5. On-demand researchers/appointment-setters for startup incubators: Imagine a subscription service where all startups in an incubator can get their research done, test their market, and have their appointments set to allow them to focus on strategic activities and engage with customers. Project Starfish is carrying out a pilot in this space as well.
He adds his two cents here, “We have failed, tested, got up and found out what works and what doesn’t. We failed quickly, learned our lessons and immediately changed our path. This is key to any startup. There is no failure. Just learn your lessons. Learn it quickly. Develop patience and the mindset of acceptance.”
The beginning was not easy. Businesses weren’t willing to take a chance on this untried concept. Even though the project was great, it wasn’t accepted with open arms at first. Subhashish used to go to his job in the morning and spend six to seven hours training people in the evening. Eventually, they gained momentum in the US.
Along the way, Subhashish has learnt two things, he tells us.
The first is – people and trust are the only currency in the world. Develop them. The second is – the speed of the train is the speed of the engine. It’s about leading. When you lead and believe strongly in what you are doing, people believe in you.

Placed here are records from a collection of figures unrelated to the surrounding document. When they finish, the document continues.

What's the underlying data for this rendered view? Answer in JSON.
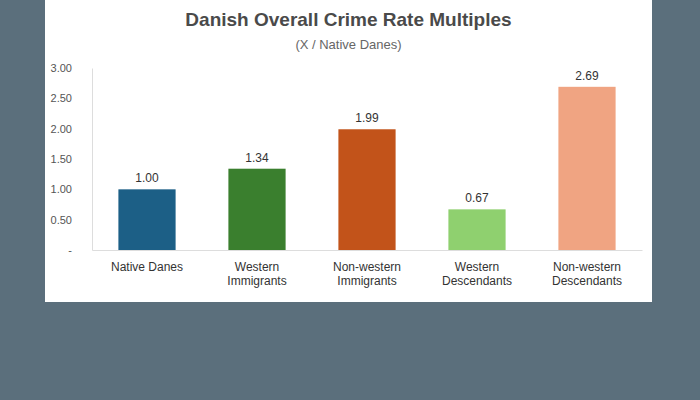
{
  "chart_data": {
    "type": "bar",
    "title": "Danish Overall Crime Rate Multiples",
    "subtitle": "(X / Native Danes)",
    "categories": [
      "Native Danes",
      "Western Immigrants",
      "Non-western Immigrants",
      "Western Descendants",
      "Non-western Descendants"
    ],
    "values": [
      1.0,
      1.34,
      1.99,
      0.67,
      2.69
    ],
    "value_labels": [
      "1.00",
      "1.34",
      "1.99",
      "0.67",
      "2.69"
    ],
    "colors": [
      "#1c5f86",
      "#3a7f2e",
      "#c2531a",
      "#8fd06f",
      "#f0a482"
    ],
    "ylim": [
      0,
      3
    ],
    "yticks": [
      {
        "value": 0,
        "label": "-"
      },
      {
        "value": 0.5,
        "label": "0.50"
      },
      {
        "value": 1,
        "label": "1.00"
      },
      {
        "value": 1.5,
        "label": "1.50"
      },
      {
        "value": 2,
        "label": "2.00"
      },
      {
        "value": 2.5,
        "label": "2.50"
      },
      {
        "value": 3,
        "label": "3.00"
      }
    ],
    "grid": false,
    "data_labels": true
  }
}
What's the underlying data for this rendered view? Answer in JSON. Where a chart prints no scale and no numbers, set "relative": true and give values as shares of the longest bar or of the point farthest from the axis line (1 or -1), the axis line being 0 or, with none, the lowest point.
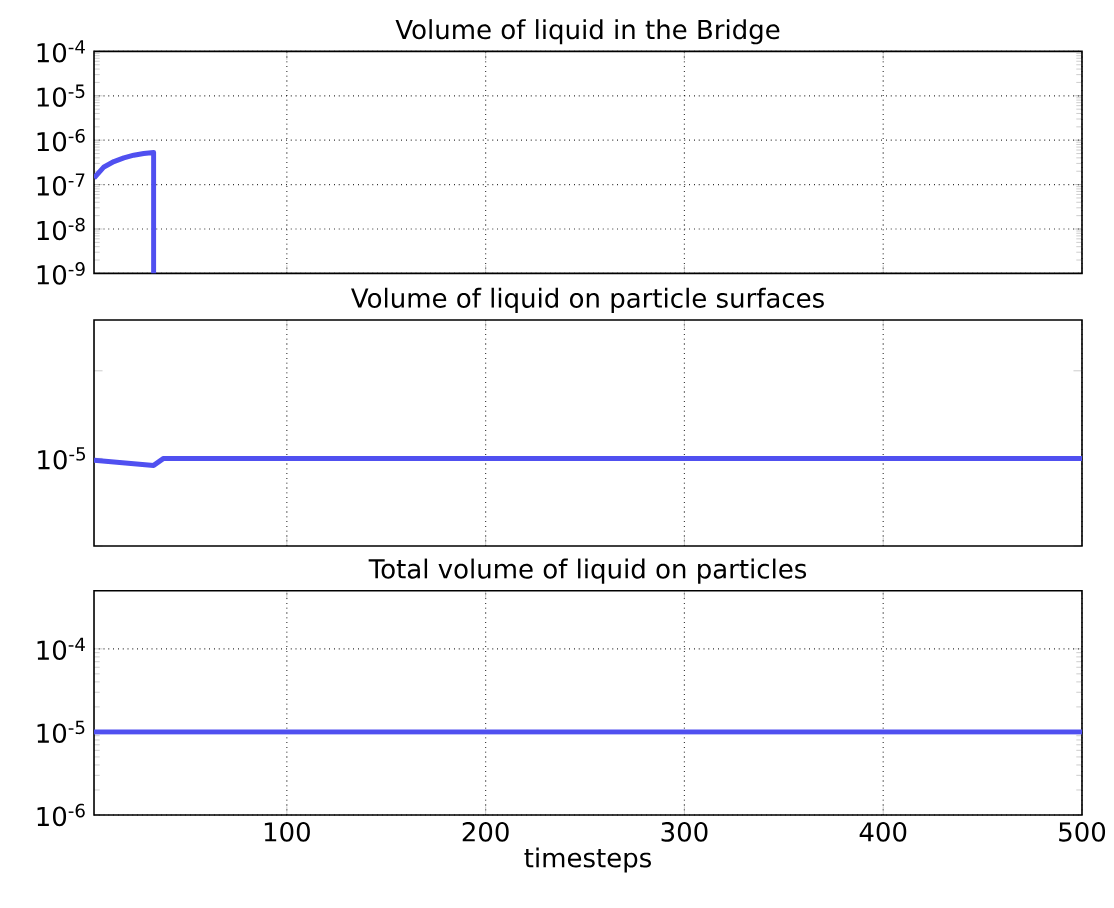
{
  "chart_data": [
    {
      "type": "line",
      "title": "Volume of liquid in the Bridge",
      "log": "y",
      "grid": true,
      "tick_labels": "y",
      "xlim": [
        3,
        500
      ],
      "xticks": [
        100,
        200,
        300,
        400,
        500
      ],
      "ylim": [
        1e-09,
        0.0001
      ],
      "yticks": [
        {
          "value": 1e-09,
          "label": "10$^{-9}$"
        },
        {
          "value": 1e-08,
          "label": "10$^{-8}$"
        },
        {
          "value": 1e-07,
          "label": "10$^{-7}$"
        },
        {
          "value": 1e-06,
          "label": "10$^{-6}$"
        },
        {
          "value": 1e-05,
          "label": "10$^{-5}$"
        },
        {
          "value": 0.0001,
          "label": "10$^{-4}$"
        }
      ],
      "series": [
        {
          "color": "#5050f0",
          "x": [
            3,
            8,
            13,
            18,
            23,
            28,
            33,
            33
          ],
          "values": [
            1.4e-07,
            2.5e-07,
            3.3e-07,
            4e-07,
            4.6e-07,
            5e-07,
            5.3e-07,
            1e-09
          ]
        }
      ]
    },
    {
      "type": "line",
      "title": "Volume of liquid on particle surfaces",
      "relative": true,
      "grid": "x",
      "tick_labels": false,
      "xlim": [
        3,
        500
      ],
      "xticks": [
        100,
        200,
        300,
        400,
        500
      ],
      "annotations": [
        "10$^{-5}$"
      ],
      "series": [
        {
          "color": "#5050f0",
          "x": [
            3,
            33,
            38,
            500
          ],
          "values": [
            0.98,
            0.92,
            1,
            1
          ]
        }
      ]
    },
    {
      "type": "line",
      "title": "Total volume of liquid on particles",
      "xlabel": "timesteps",
      "log": "y",
      "grid": true,
      "xlim": [
        3,
        500
      ],
      "xticks": [
        100,
        200,
        300,
        400,
        500
      ],
      "ylim": [
        1e-06,
        0.0005
      ],
      "yticks": [
        {
          "value": 1e-06,
          "label": "10$^{-6}$"
        },
        {
          "value": 1e-05,
          "label": "10$^{-5}$"
        },
        {
          "value": 0.0001,
          "label": "10$^{-4}$"
        }
      ],
      "series": [
        {
          "color": "#5050f0",
          "x": [
            3,
            500
          ],
          "values": [
            1e-05,
            1e-05
          ]
        }
      ]
    }
  ]
}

Fast forward a year and a half. Project Starfish has trained nearly 100 blind professionals (and others with severe disabilities), in nine countries. They have worked with over 45 startup and emerging businesses in eight countries, and generated over $100,000 without taking a single donation and with people who have had no employment for decades. Seventy per cent of the members work, earn money, and have found new possibilities, new hope and a better life. Several have moved on with full time or part-time jobs.

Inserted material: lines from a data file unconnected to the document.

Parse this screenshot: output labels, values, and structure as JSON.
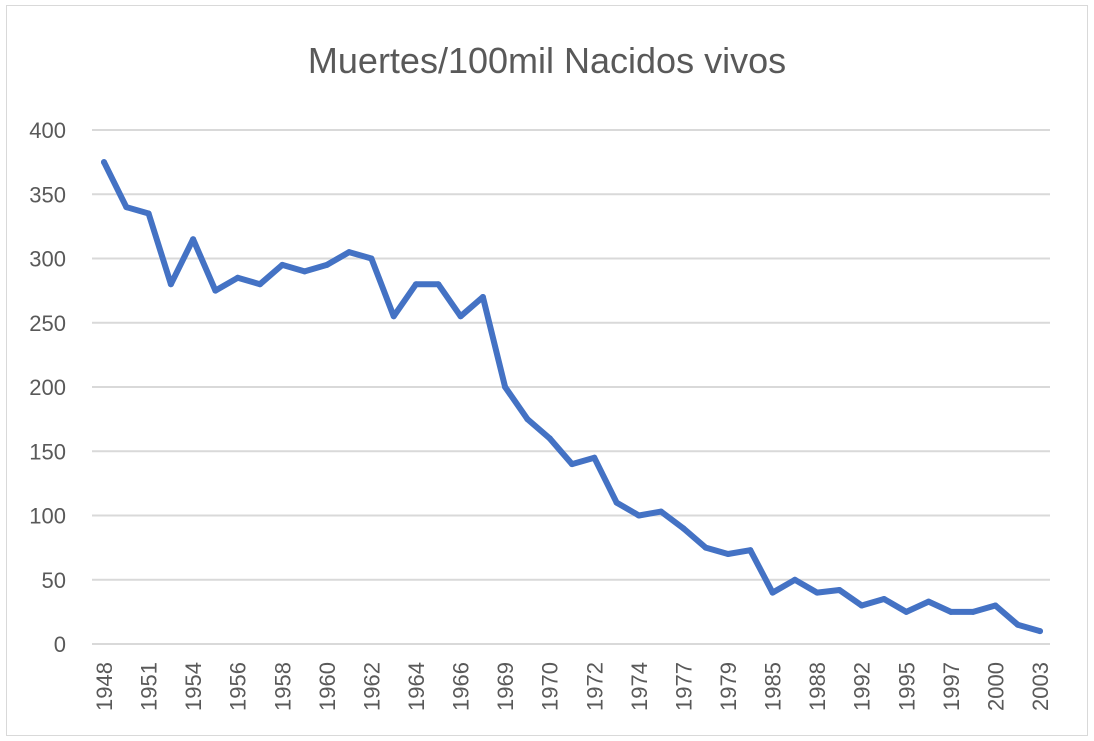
{
  "chart_data": {
    "type": "line",
    "title": "Muertes/100mil Nacidos vivos",
    "xlabel": "",
    "ylabel": "",
    "ylim": [
      0,
      400
    ],
    "yticks": [
      0,
      50,
      100,
      150,
      200,
      250,
      300,
      350,
      400
    ],
    "x_tick_labels": [
      "1948",
      "1951",
      "1954",
      "1956",
      "1958",
      "1960",
      "1962",
      "1964",
      "1966",
      "1969",
      "1970",
      "1972",
      "1974",
      "1977",
      "1979",
      "1985",
      "1988",
      "1992",
      "1995",
      "1997",
      "2000",
      "2003"
    ],
    "grid": true,
    "legend": "none",
    "line_color": "#4472c4",
    "series": [
      {
        "values": [
          375,
          340,
          335,
          280,
          315,
          275,
          285,
          280,
          295,
          290,
          295,
          305,
          300,
          255,
          280,
          280,
          255,
          270,
          200,
          175,
          160,
          140,
          145,
          110,
          100,
          103,
          90,
          75,
          70,
          73,
          40,
          50,
          40,
          42,
          30,
          35,
          25,
          33,
          25,
          25,
          30,
          15,
          10
        ]
      }
    ]
  }
}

Subhashish works 18 hours a day (including his day job), makes no money for himself from the venture (since the businesses pay the members directly), trains and mentors the members and wants to grow this to thousands globally. We ask him about his inspiration. He replies,
The answer is simple, yet difficult to understand. Our professionals who are blind or disabled inspire me every day. They have challenges everywhere; they can’t see their loved ones, or the movie their friends did, or drive a car. They can’t see the beauty of nature. They can’t see the rainbow after the storm. They can’t always take vacations and many things that most of us take for granted.
The Project Starfish team hits the ground running every day, working together, growing the organization, making a better tomorrow without ever complaining about their disability. Subhashish adds, “It would inspire and humble you too, if you could see what I do. Seeing them become leaders personally and professionally is my reward. I grow as a leader, I can grow any business and make it big if I want to. I have transformed from just a worker in society to a value-added leader.”
In short, Project Starfish has a visionary, creative business model that creates business and social impact. A readymade, skilled workforce available on demand to businesses needing its diverse services, paid by companies. Thus, a system which can sustain itself through creating new, and small jobs. This model, over time, can grow to massive proportions, bringing value to the business world, to its workforce and society as a whole. As a result, there can now be hope in the eyes of those who lost their sight, dignity and economic independence.
On a parting note, Subhashish adds,
They say, true discovery is not about finding a new product, land, or invention. True discovery is about seeing the same thing through a different perspective. I see the possibilities every day and I see a brighter tomorrow for millions.